A new measurement tool helps analyzing the survival rate of children with cancer, but also the quality of survival. Researchers at the Princess Máxima Center for Pediatric Oncology have worked with patients and survivors to develop a set of outcome indicators that measure health issues. By making the balance between survival and quality of life measurable, the outcome indicators help improve care for children with cancer.

There are many types of childhood cancer, and the consequences for later life can vary enormously. Some children or adults after surviving childhood cancer experience daily consequences of the disease or treatment, on the physical and psychosocial as well as the neurocognitive level. Others have relatively few late effects and can live their lives like anyone else. The more relevant data is available, the more effective treatments with less adverse effects can become. Researchers faced the question: how do you determine the quality of survival after childhood cancer?

International consensus

The initiative for the outcome indicators project was taken by the Princess Máxima Center together with St. Jude Children’s Research Hospital in the United States. Researchers surveyed more than 450 experts in pediatric oncology  worldwide, as well as people who themselves had cancer as children. Consensus was reached on 24 clinically relevant outcomes for 18 types of childhood cancer. The results of the project were published on Thursday 15 June in the leading journal Nature Medicine.

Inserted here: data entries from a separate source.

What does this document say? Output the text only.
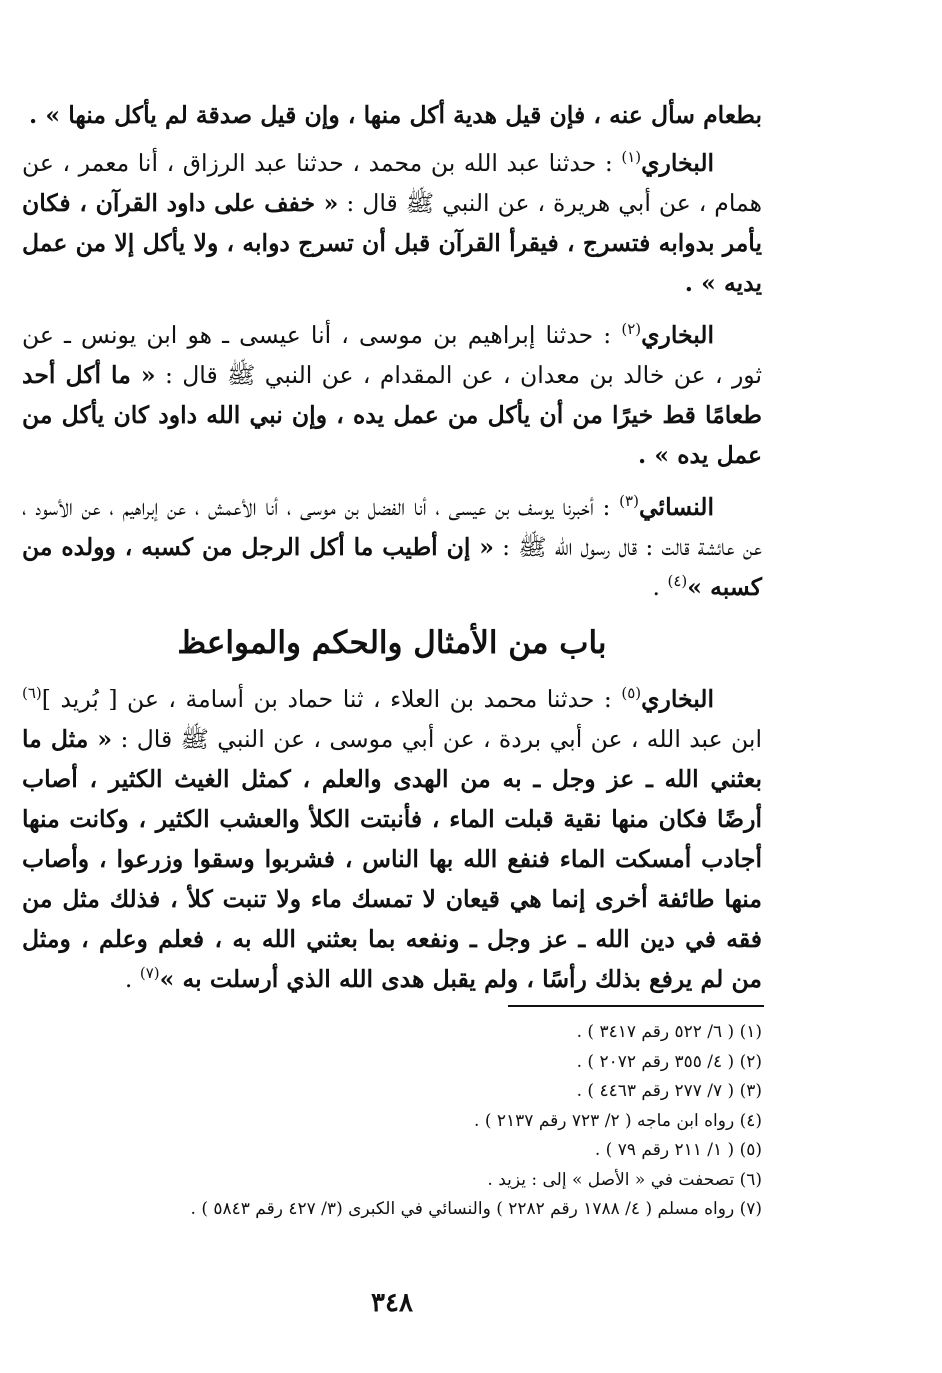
بطعام سأل عنه ، فإن قيل هدية أكل منها ، وإن قيل صدقة لم يأكل منها » .

البخاري$^{(١)}$ : حدثنا عبد الله بن محمد ، حدثنا عبد الرزاق ، أنا معمر ، عن همام ، عن أبي هريرة ، عن النبي ﷺ قال : « خفف على داود القرآن ، فكان يأمر بدوابه فتسرج ، فيقرأ القرآن قبل أن تسرج دوابه ، ولا يأكل إلا من عمل يديه » .

البخاري$^{(٢)}$ : حدثنا إبراهيم بن موسى ، أنا عيسى ـ هو ابن يونس ـ عن ثور ، عن خالد بن معدان ، عن المقدام ، عن النبي ﷺ قال : « ما أكل أحد طعامًا قط خيرًا من أن يأكل من عمل يده ، وإن نبي الله داود كان يأكل من عمل يده » .

النسائي$^{(٣)}$ : أخبرنا يوسف بن عيسى ، أنا الفضل بن موسى ، أنا الأعمش ، عن إبراهيم ، عن الأسود ، عن عائشة قالت : قال رسول الله ﷺ : « إن أطيب ما أكل الرجل من كسبه ، وولده من كسبه »$^{(٤)}$ .

باب من الأمثال والحكم والمواعظ

البخاري$^{(٥)}$ : حدثنا محمد بن العلاء ، ثنا حماد بن أسامة ، عن [ بُريد ]$^{(٦)}$ ابن عبد الله ، عن أبي بردة ، عن أبي موسى ، عن النبي ﷺ قال : « مثل ما بعثني الله ـ عز وجل ـ به من الهدى والعلم ، كمثل الغيث الكثير ، أصاب أرضًا فكان منها نقية قبلت الماء ، فأنبتت الكلأ والعشب الكثير ، وكانت منها أجادب أمسكت الماء فنفع الله بها الناس ، فشربوا وسقوا وزرعوا ، وأصاب منها طائفة أخرى إنما هي قيعان لا تمسك ماء ولا تنبت كلأ ، فذلك مثل من فقه في دين الله ـ عز وجل ـ ونفعه بما بعثني الله به ، فعلم وعلم ، ومثل من لم يرفع بذلك رأسًا ، ولم يقبل هدى الله الذي أرسلت به »$^{(٧)}$ .

(١) ( ٦/ ٥٢٢ رقم ٣٤١٧ ) .
(٢) ( ٤/ ٣٥٥ رقم ٢٠٧٢ ) .
(٣) ( ٧/ ٢٧٧ رقم ٤٤٦٣ ) .
(٤) رواه ابن ماجه ( ٢/ ٧٢٣ رقم ٢١٣٧ ) .
(٥) ( ١/ ٢١١ رقم ٧٩ ) .
(٦) تصحفت في « الأصل » إلى : يزيد .
(٧) رواه مسلم ( ٤/ ١٧٨٨ رقم ٢٢٨٢ ) والنسائي في الكبرى (٣/ ٤٢٧ رقم ٥٨٤٣ ) .
٣٤٨
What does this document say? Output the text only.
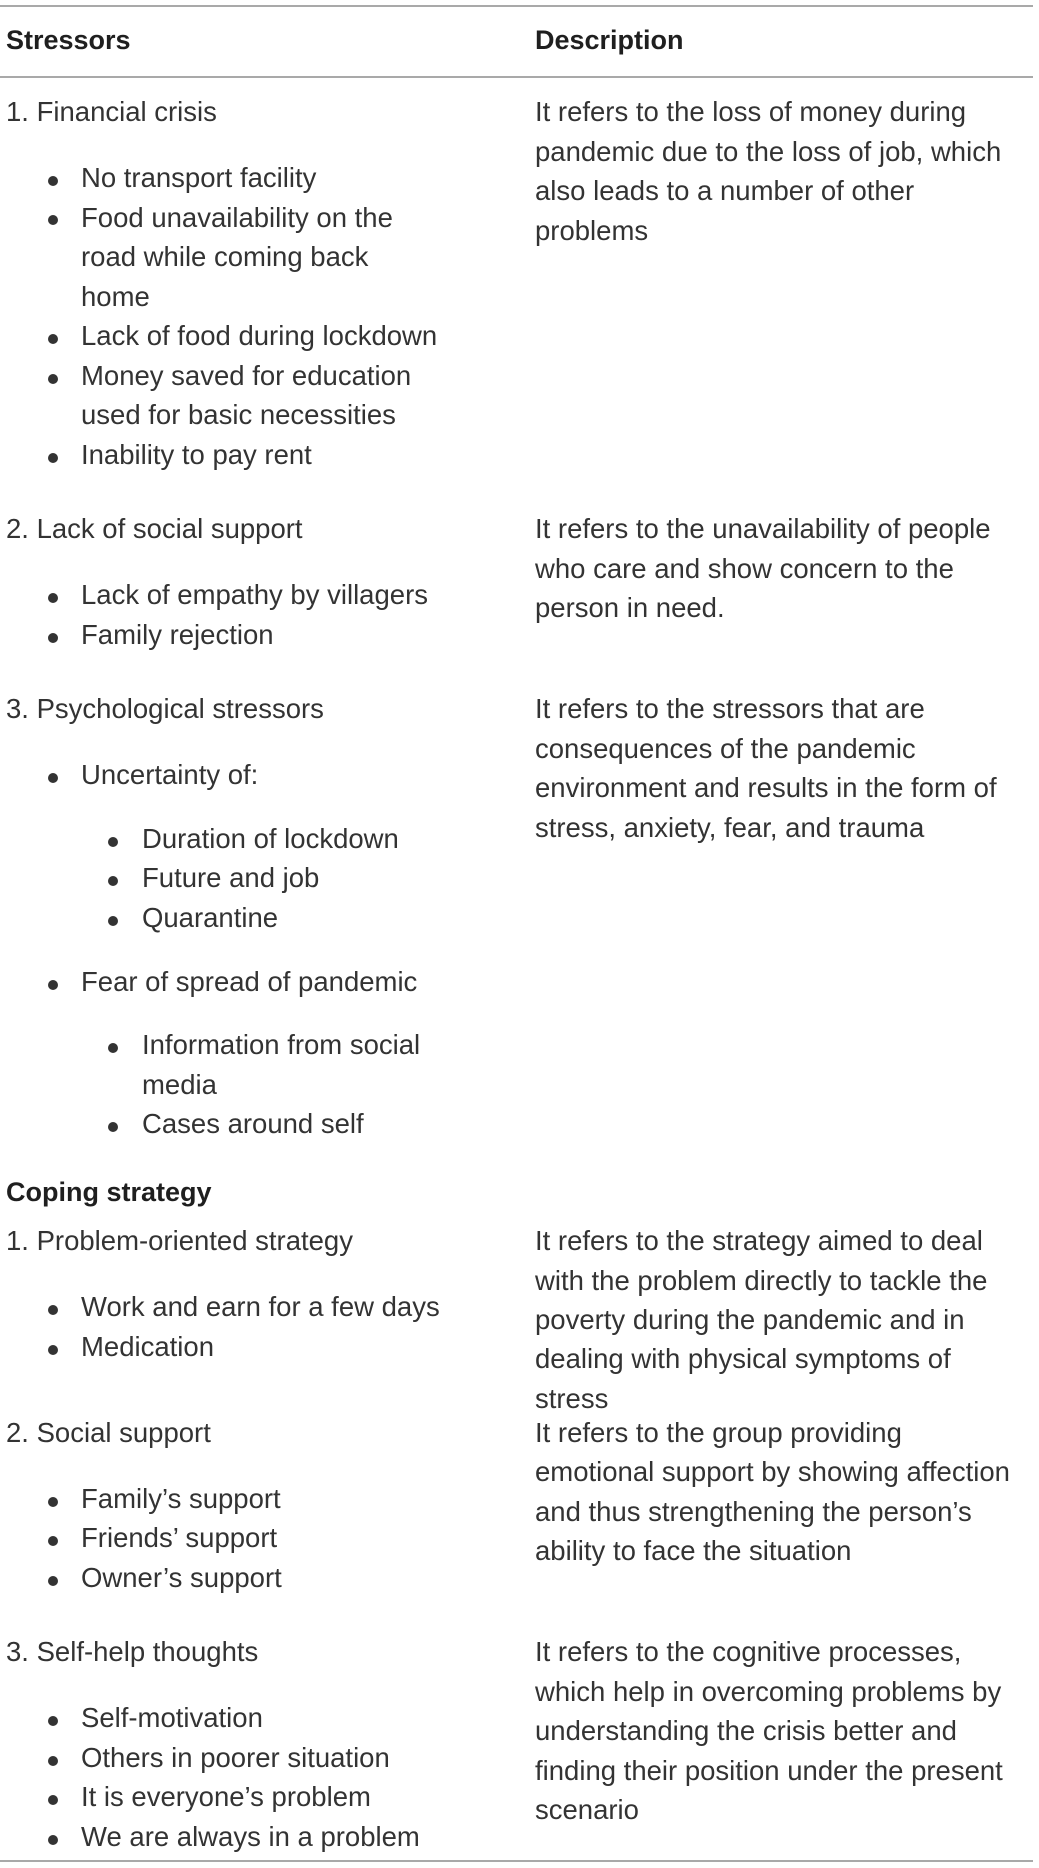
Stressors	Description
1. Financial crisis
No transport facility
Food unavailability on the
road while coming back
home
Lack of food during lockdown
Money saved for education
used for basic necessities
Inability to pay rent
It refers to the loss of money during
pandemic due to the loss of job, which
also leads to a number of other
problems
2. Lack of social support
Lack of empathy by villagers
Family rejection
It refers to the unavailability of people
who care and show concern to the
person in need.
3. Psychological stressors
Uncertainty of:
Duration of lockdown
Future and job
Quarantine
Fear of spread of pandemic
Information from social
media
Cases around self
It refers to the stressors that are
consequences of the pandemic
environment and results in the form of
stress, anxiety, fear, and trauma
Coping strategy
1. Problem-oriented strategy
Work and earn for a few days
Medication
It refers to the strategy aimed to deal
with the problem directly to tackle the
poverty during the pandemic and in
dealing with physical symptoms of
stress
2. Social support
Family’s support
Friends’ support
Owner’s support
It refers to the group providing
emotional support by showing affection
and thus strengthening the person’s
ability to face the situation
3. Self-help thoughts
Self-motivation
Others in poorer situation
It is everyone’s problem
We are always in a problem
It refers to the cognitive processes,
which help in overcoming problems by
understanding the crisis better and
finding their position under the present
scenario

These three circles represents the core outcomes included in the International Childhood Cancer Core Outcome Set, presented separately for central nervous system tumors, hematological malignancies and solid tumors. ALL, acute lymphoblastic leukemia; AML, acute myeloid leukemia; GvHD, graft-versus-host disease; HGG, high-grade glioma; Hodgkin, Hodgkin lymphoma; HP, hypothalamic–pituitary; LCH, Langerhans cell histiocytosis; LGG, low-grade glioma; non-Hodgkin, non-Hodgkin lymphoma; NRSTS, nonrhabdomyosarcoma soft tissue sarcoma; QoL, quality of life; RMS, rhabdomyosarcoma; SMN, subsequent malignant neoplasm (including meningioma).

Quality of survival

‘Especially now that pediatric cancer survival is improving significantly, attention to the quality of survival is very important,’ says Rebecca van Kalsbeek, PhD student in the Kremer group at the Princess Máxima Center. ‘Together, we selected physical, psychosocial and neurocognitive outcomes. Certain outcomes emerged in almost all types of childhood cancer: heart failure, development of a second tumor, fertility and psychosocial quality of life. There is now good international consensus on the outcomes that determine quality of survival and say something about the quality of care we provide.’

Highest level

Prof. dr. Rob Pieters, medical director of the Princess Máxima Center, says: ‘With the development of outcome indicators, we want to account for quality of care at the highest level as the largest pediatric oncology center in Europe. What are our outcomes of care and treatment like? How can we further improve our care during and after cancer treatment? What is important for patients in later life? Using outcome indicators, we now make the quality of our care and the health of the cured child clearly measurable and comparable with other hospitals. That’s part of the mission of the Máxima Center, to cure all children with cancer with optimal quality of life.’

Global collaboration

When outcome indicators are systematically tracked and evaluated, it becomes possible to improve evidence-based care during and after childhood cancer. Prof. dr. Leontien Kremer, principal investigator of late effects at the Princess Máxima Center, says: ‘Because pediatric tumors are relatively rare, it is very important to collaborate internationally. The strength of the outcome indicators project is the collaboration between people from different backgrounds. Survivors and pediatric oncologists, nursing specialists and (neuro)psychologists, among others, contributed their own perspectives, and together we agreed on what outcomes are important for children and survivors.’